Multiple suspicions arise once it is noted that the only person against whom the charge of involvement in the December 13 conspiracy has stuck, was a surrendered militant, obliged by the terms of his capitulation, to keep regular contact with the anti-insurgency wing of the Jammu and Kashmir Police. It was an invidious position that he found himself in, subsequent to his 1993 surrender. While having to go the extra distance to prove his fealty to the terms of his surrender, he was also under constant threat of liquidation by his erstwhile confederates in the Kashmir militancy. For a while, the way out of the conundrum was, seemingly, to pay up a sum – determined at the momentary discretion of his handler in the security apparatus – as protection money.

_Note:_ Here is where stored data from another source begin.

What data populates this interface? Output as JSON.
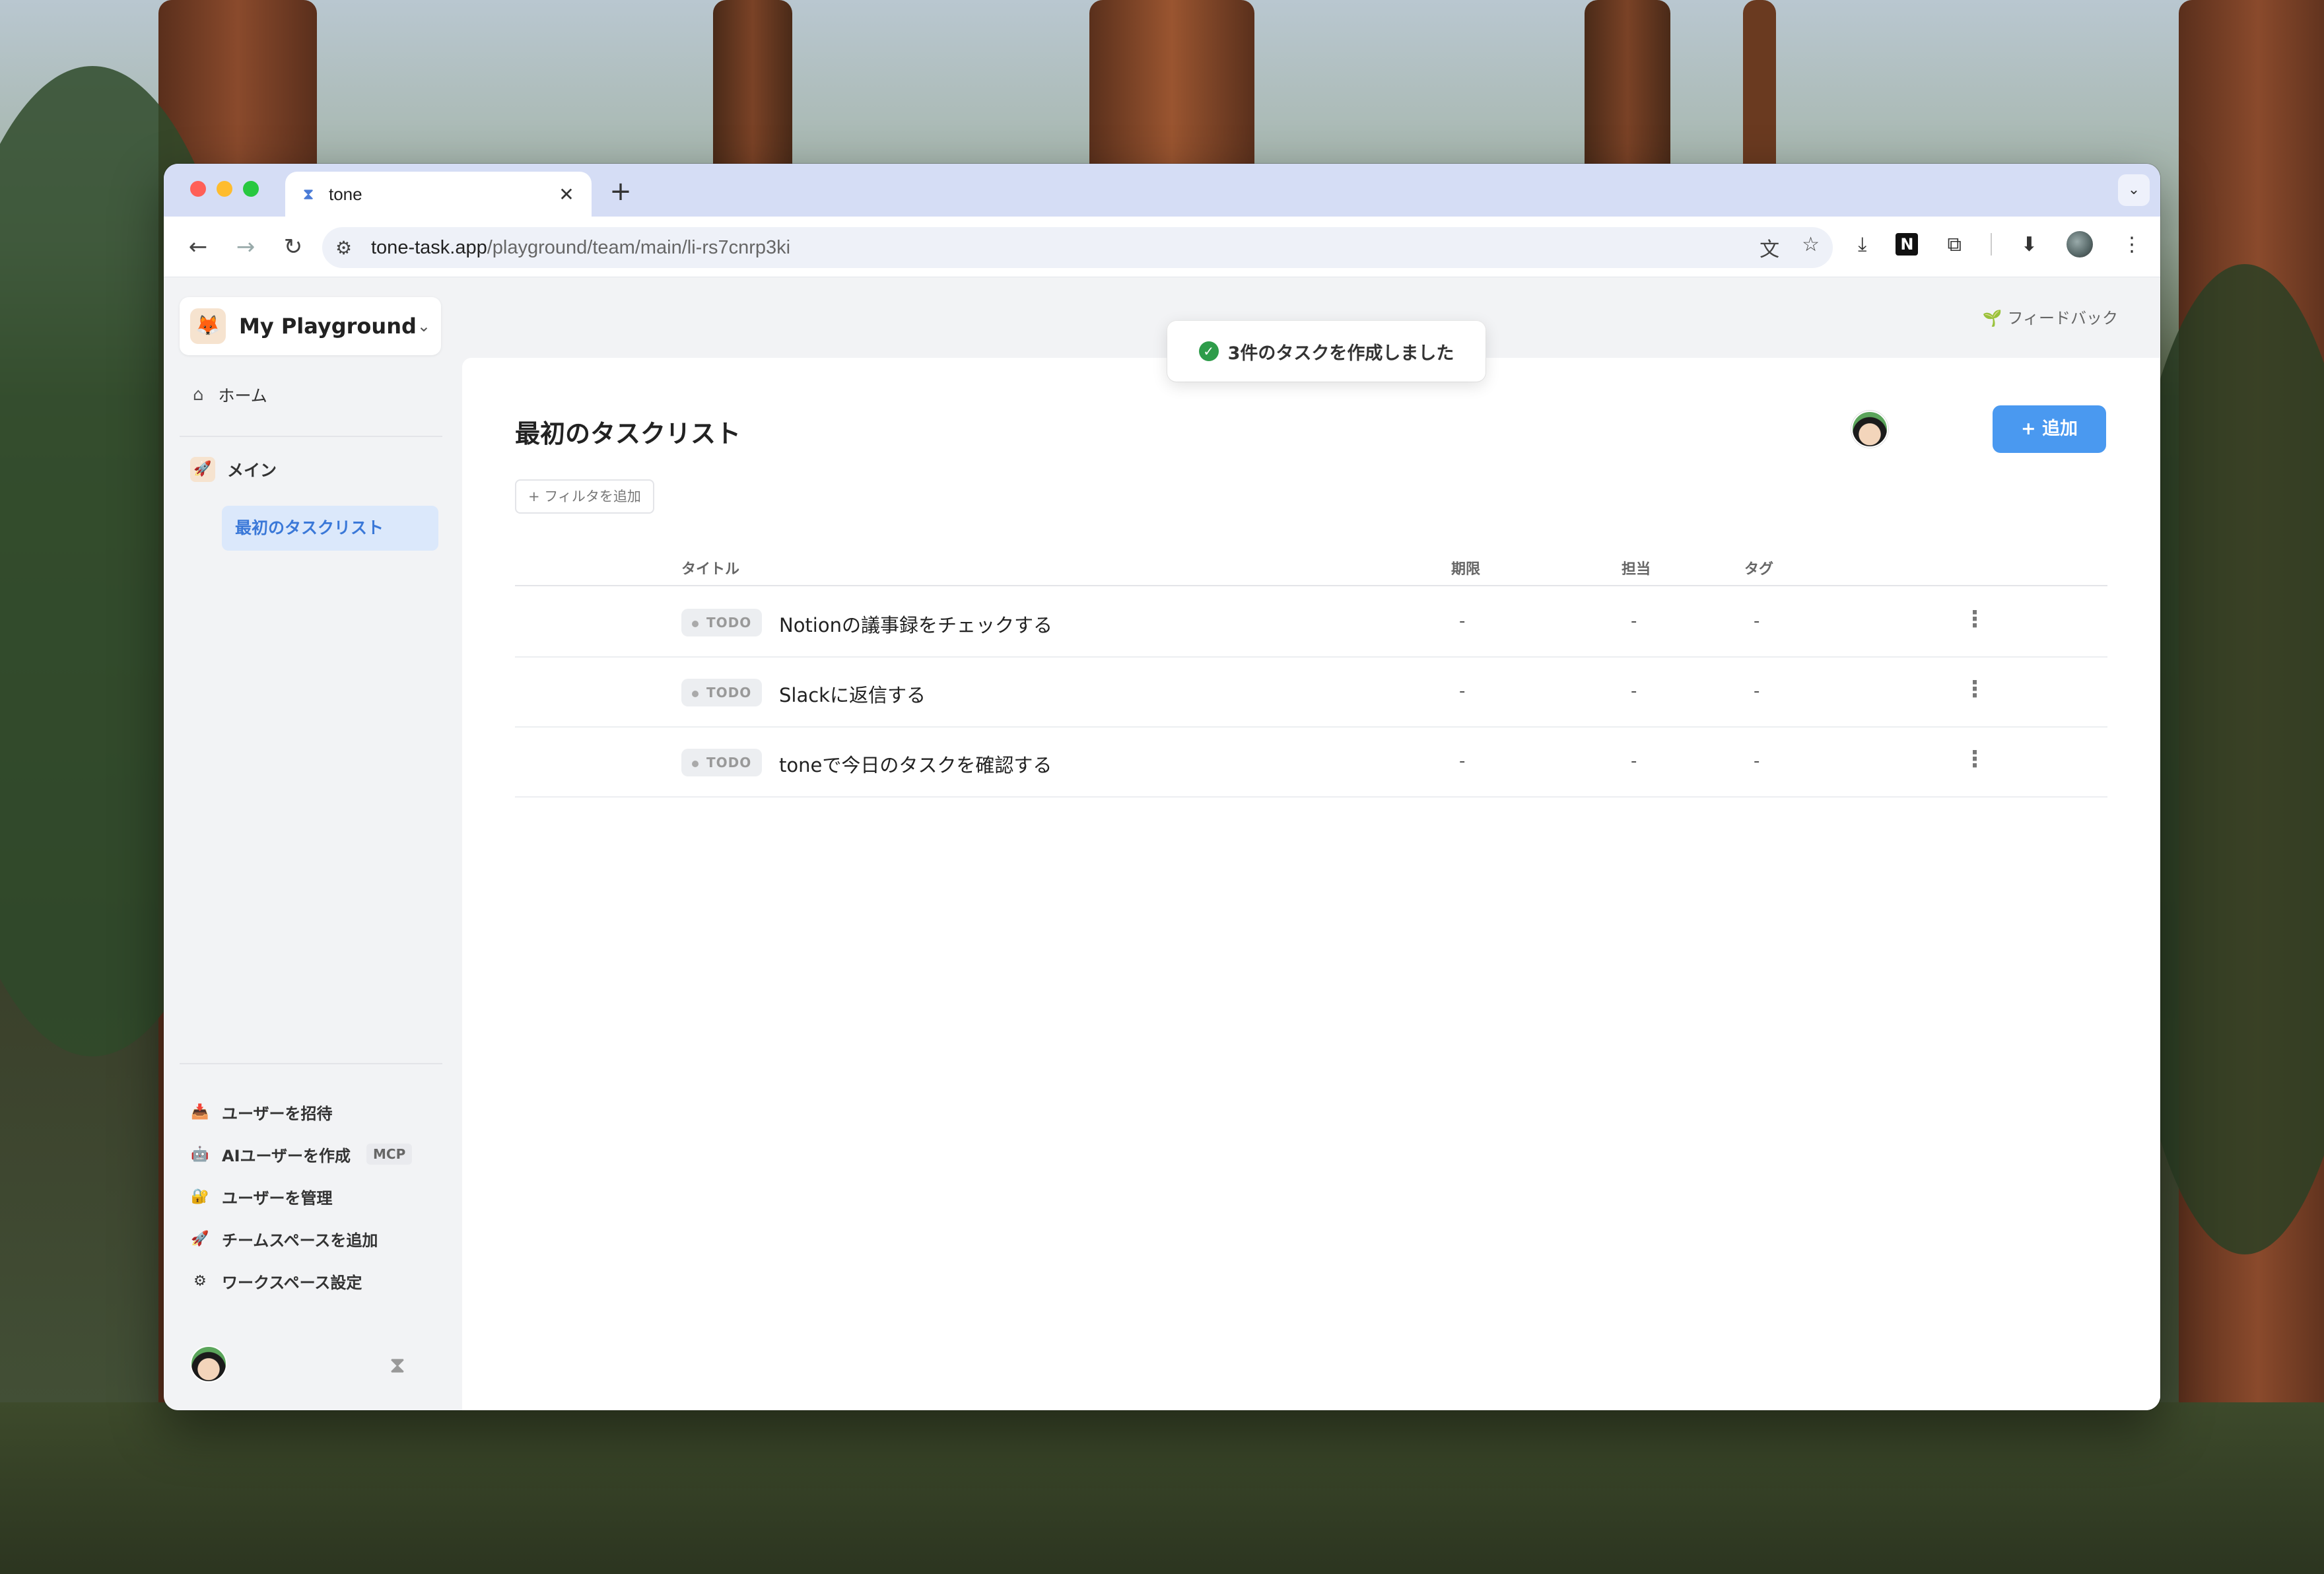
{
  "browser": {
    "tab_title": "tone",
    "tab_close": "✕",
    "new_tab": "+",
    "url_host": "tone-task.app",
    "url_path": "/playground/team/main/li-rs7cnrp3ki"
  },
  "workspace": {
    "name": "My Playground"
  },
  "sidebar": {
    "home": "ホーム",
    "main_section": "メイン",
    "active_list": "最初のタスクリスト",
    "bottom_items": [
      {
        "label": "ユーザーを招待",
        "icon": "📥"
      },
      {
        "label": "AIユーザーを作成",
        "icon": "🤖",
        "badge": "MCP"
      },
      {
        "label": "ユーザーを管理",
        "icon": "🔐"
      },
      {
        "label": "チームスペースを追加",
        "icon": "🚀"
      },
      {
        "label": "ワークスペース設定",
        "icon": "⚙"
      }
    ]
  },
  "header": {
    "feedback": "フィードバック"
  },
  "toast": {
    "message": "3件のタスクを作成しました"
  },
  "page": {
    "title": "最初のタスクリスト",
    "add_button": "+ 追加",
    "filter_button": "+ フィルタを追加"
  },
  "table": {
    "columns": [
      "タイトル",
      "期限",
      "担当",
      "タグ"
    ],
    "rows": [
      {
        "status": "TODO",
        "title": "Notionの議事録をチェックする",
        "due": "-",
        "assignee": "-",
        "tag": "-"
      },
      {
        "status": "TODO",
        "title": "Slackに返信する",
        "due": "-",
        "assignee": "-",
        "tag": "-"
      },
      {
        "status": "TODO",
        "title": "toneで今日のタスクを確認する",
        "due": "-",
        "assignee": "-",
        "tag": "-"
      }
    ]
  },
  "colors": {
    "accent": "#4a99f0",
    "active_bg": "#dbe8fb",
    "active_text": "#3a78d8",
    "success": "#2e9c4a"
  }
}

The alternative was to enlist as a “special police officer”, or in plain language, a police informer.

When the December 13 case was in appeal in the Delhi High Court, some of India’s most eminent jurists appeared on behalf of the accused. Ram Jethmalani argued that “the evidence discloses total non-application of mind and an unforgivable frivolity of attitude”. He also charged that the police case was “riddled with illegality”, and the evidence disclosed “concoction and fabrication”. In similar vein, senior advocate Shanti Bhushan, contended that his client had “been falsely implicated in the conspiracy case by the investigating agency”, which had “gone out of its way in concocting evidence”.

If this record of manifest ineptitude is the legacy of the December 13 attacks, which had international ramifications and almost brought India and Pakistan to war, then the state-of-play in the prosecution of the worst terrorist atrocity ever on Indian soil, the 1993 Mumbai blasts, does not inspire very much confidence either. In October 2000, the designated judge in Mumbai declared that the hearing of the case had concluded. The Central Bureau of Investigation (CBI) was given a limited period of time to present concluding evidence regarding the nature of the explosives used in the attacks, following which the defence lawyers were expected to submit their final pleas. Six years on, the case is effectively frozen in the limbo it was then cast into. Meanwhile, of the 124 accused, ten have died, while over 30 remain still in custody. The rest have obtained bail and by all accounts, are not under any serious encumbrance, since their ranks include some of the affluent and influential. Whether from the viewpoint of the victims or the alleged perpetrators of the 1993 atrocities, the ends of justice clearly, are a long way from being met.

Can it do any good for public confidence that the police and intelligence agencies have come a cropper in two of India’s most significant terrorism trials, despite being empowered with extraordinary statutes? Can it be taken for granted then, that the resolve of the common citizen, an unacknowledged though invaluable resource in the battle against terrorism, will remain as firm as it is now? These questions need to be posed now with a fresh vigour by the public, since to this record of conspicuous failure must be added a story of the deliberate abdication of responsibility in pursuing the guilty of the 1993 communal carnage in Mumbai. In most reasonable assessments, January 1993 was a macabre turning point in that city’s career of cosmopolitanism and civic concord. Mumbai’s people deserve nothing less than full accountability for all the crimes they have suffered, starting from then.